Nimio tratado sobre la noche

 


por Perro de Llama

Al salir de la taberna, no tenía otra cosa en qué pensar. “Esos pobres bichos se creen tocar el sol” pensó al ver a los quijotillos rondando las farolas.  Era un ocaso de lluvia ligera,  y el agua escurría del pavimento a los parches de pasto amarillo que aun crecían neciamente sobre la arenisca. Tras ver la desolada parada del autobús pensó en esperarlo, pero a sabiendas de que no llegaría, decidió seguir adelante; así que pasó sin saludar a los peatones que cada día desesperaban casi inmóviles.

 

Tras pasarlos sentía algún lazo roto. Y no era para menos, tantas otras veces prefirió esperar junto a ellos la llegada del autobús que aligerara su marcha, y siempre impaciente abandonaba su espera. Prefería caminar. La siguiente noche era lo mismo “¡Llegó tan pronto te fuiste, Marquitos! Caray contigo, eres tan impaciente”, “Seguro que llegamos a casa antes que tú” se burlaban. Le resultaba curioso que a pesar de haber platicado con ellos tantas otras veces, no haya sido hasta aquél hartazgo que se dió cuenta que nunca se cambiaban las ropas, por unas limpias, o unas distintas. Siempre traían las mismas. Quizá tampoco tenían casa alguna a la cual llegar.

 

Tampoco en aquella ruina los encontró.

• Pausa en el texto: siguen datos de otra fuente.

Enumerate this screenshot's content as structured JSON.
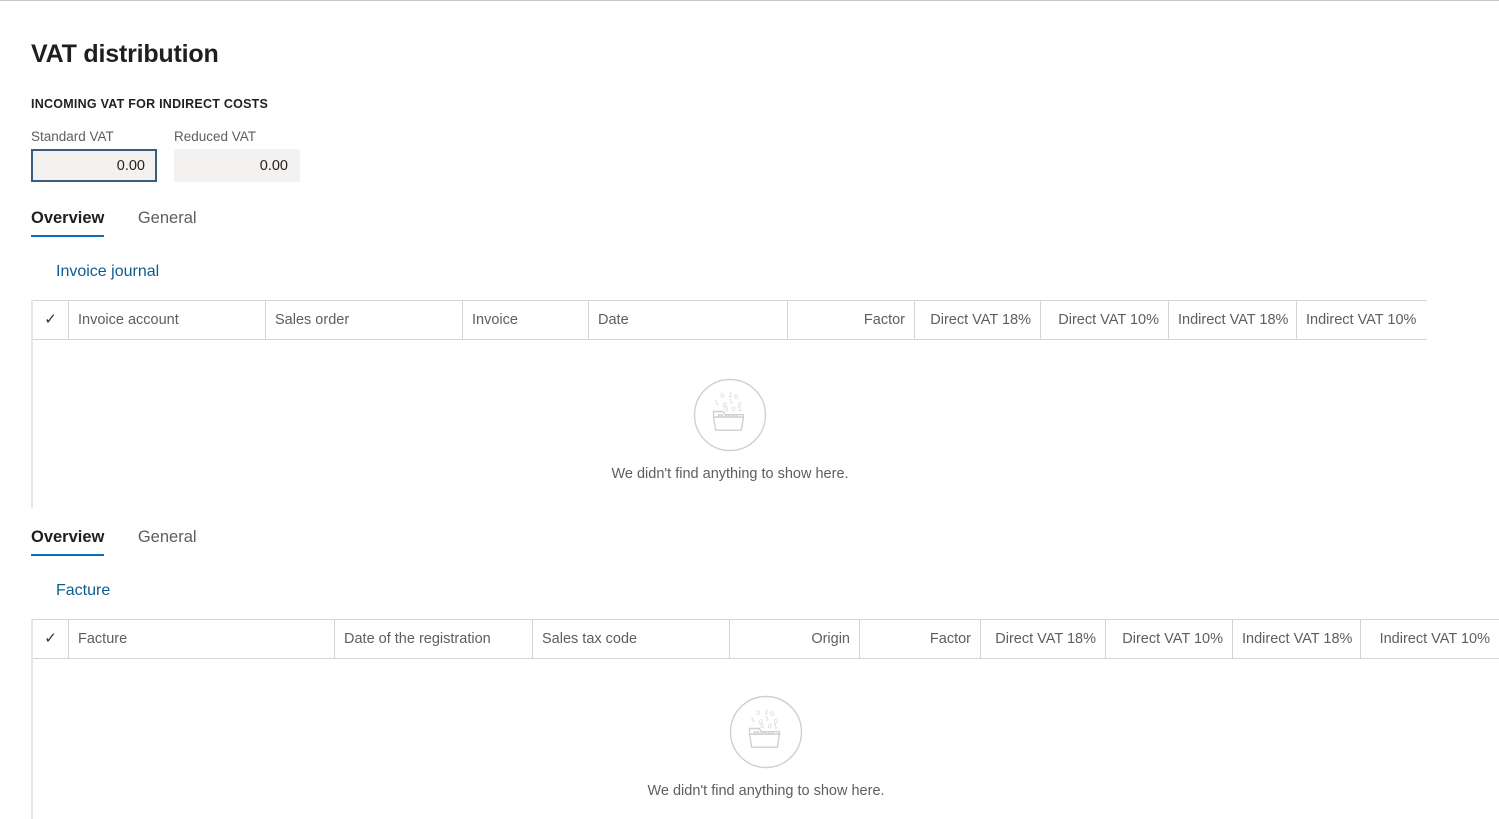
{
  "page": {
    "title": "VAT distribution",
    "section_caption": "INCOMING VAT FOR INDIRECT COSTS"
  },
  "fields": {
    "standard_vat": {
      "label": "Standard VAT",
      "value": "0.00",
      "placeholder": "0.00"
    },
    "reduced_vat": {
      "label": "Reduced VAT",
      "value": "0.00",
      "placeholder": "0.00"
    },
    "focus_border_color": "#3b5d7d",
    "field_background": "#f3f2f1"
  },
  "section_one": {
    "tabs": [
      {
        "label": "Overview",
        "selected": true
      },
      {
        "label": "General",
        "selected": false
      }
    ],
    "link": "Invoice journal",
    "grid": {
      "columns": [
        {
          "label": "",
          "icon": "check-icon",
          "align": "center"
        },
        {
          "label": "Invoice account",
          "align": "left"
        },
        {
          "label": "Sales order",
          "align": "left"
        },
        {
          "label": "Invoice",
          "align": "left"
        },
        {
          "label": "Date",
          "align": "left"
        },
        {
          "label": "Factor",
          "align": "right"
        },
        {
          "label": "Direct VAT 18%",
          "align": "right"
        },
        {
          "label": "Direct VAT 10%",
          "align": "right"
        },
        {
          "label": "Indirect VAT 18%",
          "align": "right"
        },
        {
          "label": "Indirect VAT 10%",
          "align": "right"
        }
      ],
      "rows": [],
      "empty_message": "We didn't find anything to show here.",
      "empty_icon": "empty-folder-binary-icon"
    }
  },
  "section_two": {
    "tabs": [
      {
        "label": "Overview",
        "selected": true
      },
      {
        "label": "General",
        "selected": false
      }
    ],
    "link": "Facture",
    "grid": {
      "columns": [
        {
          "label": "",
          "icon": "check-icon",
          "align": "center"
        },
        {
          "label": "Facture",
          "align": "left"
        },
        {
          "label": "Date of the registration",
          "align": "left"
        },
        {
          "label": "Sales tax code",
          "align": "left"
        },
        {
          "label": "Origin",
          "align": "right"
        },
        {
          "label": "Factor",
          "align": "right"
        },
        {
          "label": "Direct VAT 18%",
          "align": "right"
        },
        {
          "label": "Direct VAT 10%",
          "align": "right"
        },
        {
          "label": "Indirect VAT 18%",
          "align": "right"
        },
        {
          "label": "Indirect VAT 10%",
          "align": "right"
        }
      ],
      "rows": [],
      "empty_message": "We didn't find anything to show here.",
      "empty_icon": "empty-folder-binary-icon"
    }
  },
  "theme": {
    "accent": "#0f6cbd",
    "link": "#0d5c91",
    "grid_border": "#d6d4d2",
    "muted_text": "#605e5c"
  }
}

Al buscar a sus amigos encontró nada más que polvo sobre polvo, y piedra sobre piedra, casi intactos como hace cientos de años, delante de él no había nada salvo lo que nos queda del Templo Mayor. Sabía que sus amigos no iban a estar ahí desde antes de la búsqueda, así que solo fue un jugueteo, sólo recorría los alrededores en búsqueda de algo que le quitara el tiempo. De encima. Retando al azar, buscando contacto visual a esas horas de la madrugada con algún desvelado. Ahora consideraba estos juegos absurdos, pero ¿cuándo se ha visto que consideración alguna remueva hábitos tan arraigados?

 

Siguió sus pasos hasta llegar a casa. Los Amigos habían dejado una nota en lugar de su presencia. Al entrar el calendario ya lo esperaba; con su crueldad habitual mostraba la fecha del día anterior. Haciendo gala de una infantil venganza arrancó tres hojas una a una para que transcurrieran tres días, o un ciento de años. Así ya era domingo.

 

Porque tabernas, peatones, piedras y días pasados; amigos, caminos y soledades, formaron aquél mar donde se naufraga pero no se nada. Cuando menos, por aquella larga noche.